At last my village had Coeducation-school. First of its kind in the village in last 200 years (and before that village did not exist). So I was sent to the most modern and broad minded school of its time in the village.
Alas! I didn’t know the meaning of these two words at that time! Best thing about the school was that we had built it. Yes, we students were used as labor for the construction of boundary wall. And why would we refuse to help? After all, it was our social responsibility to stand by every person who decided to make improvements to this village.
After staying in school for few years (and falling in my first love in the second class), I was withdrawn from the school on the grounds that my teachers did not know how to write my name. Didn’t know it myself otherwise I would have told them. Obviously, no one wants to lose his first love due to spelling mistakes.
Here I was in the government school in the second class. Now I realize that this school gave me best of my childhood memories. There were new rules and traditions which were quite new to me. Specially, it was strange to sit on Taat (carpet) and it usually remained as dirty as it could be- never washed even once until I was there and there is a remote probability that these would be washed later on.
But it does not mean that we were dirty children who did not care at what they were sitting on!

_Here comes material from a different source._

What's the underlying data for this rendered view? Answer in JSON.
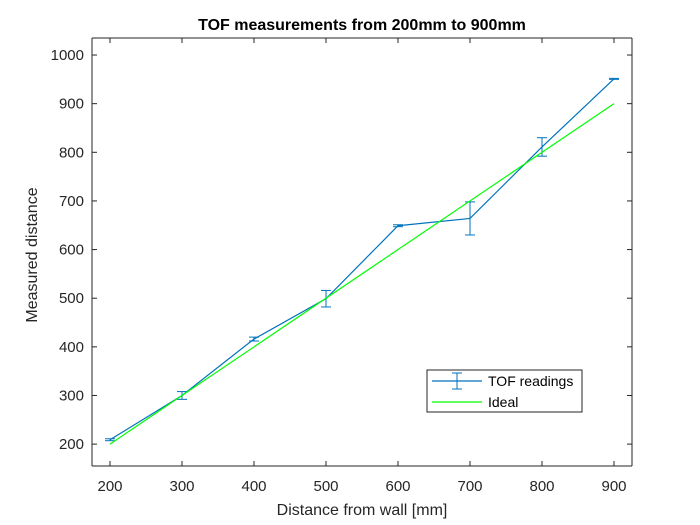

We were so responsible at that young age and used to dust our Taats regularly on monthly basis and even sometimes on fortnight basis and we never had to tell anyone about our cleanliness as it remained evident in the air for next half an hour.
It is worthy to mention here that many of our bureaucrats at higher levels have studied in such schools and they proudly call themselves “Taatians”.
Second best thing was the Takhti (a small piece of wood used as slate). More of the ink bought used to jump on our clothes than on Takhti. How? It’s still a mystery! But somehow it was true.
Takhti had to be washed after every use. School administration was so intelligent and had the ability to see future so vividly, that, they took this our need of water to teach us few good lessons of life by not installing tap in the school.
Result was that we were bound to go to nearby Dera to wash our Takhtis and to drink too. At Dera we learnt two important lessons. First was that the life is a competition and we can only wash our Takhtis if we can win against buffaloes already there. Surely, we made buffaloes wait for us in case we reached there early- it was true vice versa. Second was that how can we save time by constructing a small dam in front of tap so that we can wash so many Takhtis at a time.
Honestly, idea of power generation never came to our minds. One of the best predictions of the administration authorities was the current power shortages. So they decided to teach us like soldiers to live without electricity (I mean soldiers at war). Thanks to that policy, most of the students of the school of that time are living a happy life in such a load-shedding. It helped us learn how to use our Qamees as a fan and tissue paper at a time in summers-an efficient use of scarce resources.
Washrooms? These were considered a luxury so they decided to not spoil our character at such young age. The only washroom in school for 200 students, which must have been operative in ancient times, was never repaired. Consequently, we took all the nearby farms as our washroom.
We always had a great respect for the farmers for the generosity (only after reading matriculation level biology the reason for their generosity was clear).
Still, “the change” was coming at a ‘rapid’ rate. Before I left the primary school, a tap was installed (and diplomatic relations with buffaloes reinstated). And before I left high school, electricity was provided and fans were bought with help of the residents of the village.
Most of the schools in rural areas of Punjab (and in rest of provinces of Pakistan) have such deteriorated conditions (and elsewhere they are considered “bad” for the enslaved poor class) and our honourable chief minister announces “revolutionary steps” of distributing laptops! What if not sheer misunderstanding of the priorities and needs? Who can tell their lordships about what is required and what
Despite the odds, we are waiting for the time when students of rural areas of Pakistan will have the same facilities and opportunities as are available to students of Acheson and Beaconhouse. How sad it is we are waiting.